In response to the appeal of oppressed Israel the Lord declares that He will take up their cause and bring vengeance upon their enemies. The sea and fountain of Babylon shall dry up (Jeremiah 51:36). Probably the reference here is to the Euphrates river and to the irrigation canals which crisscrossed the country bringing fertility to an otherwise arid land. Water in many ways was more precious than gold to the ancient Babylonians since the prosperity of the land depended upon transporting the waters of the Euphrates to the inland agricultural regions. With the destruction of this elaborate irrigation and water control system, Babylon rapidly became an uninhabited desert marked by shapeless and unsightly heaps (i.e., mounds of ruins) and occupied only by jackals.[418] Those who pass by the desolate site of Babylon will hiss or whistle in astonishment at what has befallen the once proud metropolis (Jeremiah 51:37).
[418] The King James is again misleading in rendering the Hebrew word dragons. A different Hebrew word from that used in Jeremiah 51:34 is used here and commentators are in general agreement that fie word used here means jackals.
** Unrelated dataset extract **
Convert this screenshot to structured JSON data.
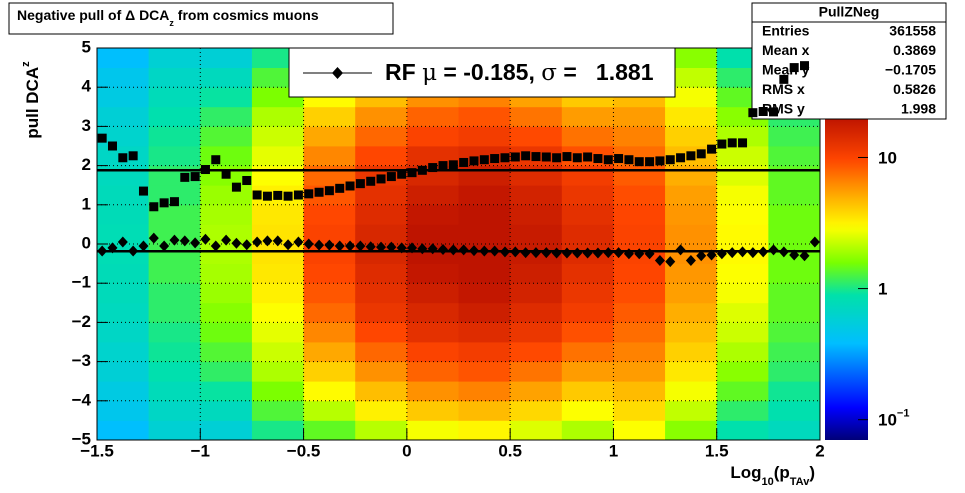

In Jeremiah's day the Babylonians were like lion cubs growling in exultation over the spoil which they had won from conquered nations (Jeremiah 51:38). But while the Babylonians are in the midst of their greedily enjoyment the Lord will prepare for them a banquet of His own making. He will pour them out a full cup, not of wine but of wrath. Not realizing the fatal contents of that cup the Babylonians drink, become intoxicated, and fall into the drunkard's sleepa sleep from which they never will awake (Jeremiah 51:39). The devouring lion shall become as a lamb led to the slaughter (Jeremiah 51:40). The mention of lambs, rams and he-goats in Jeremiah 51:40 may be a way of saying that all classes of the population will go down to the slaughter.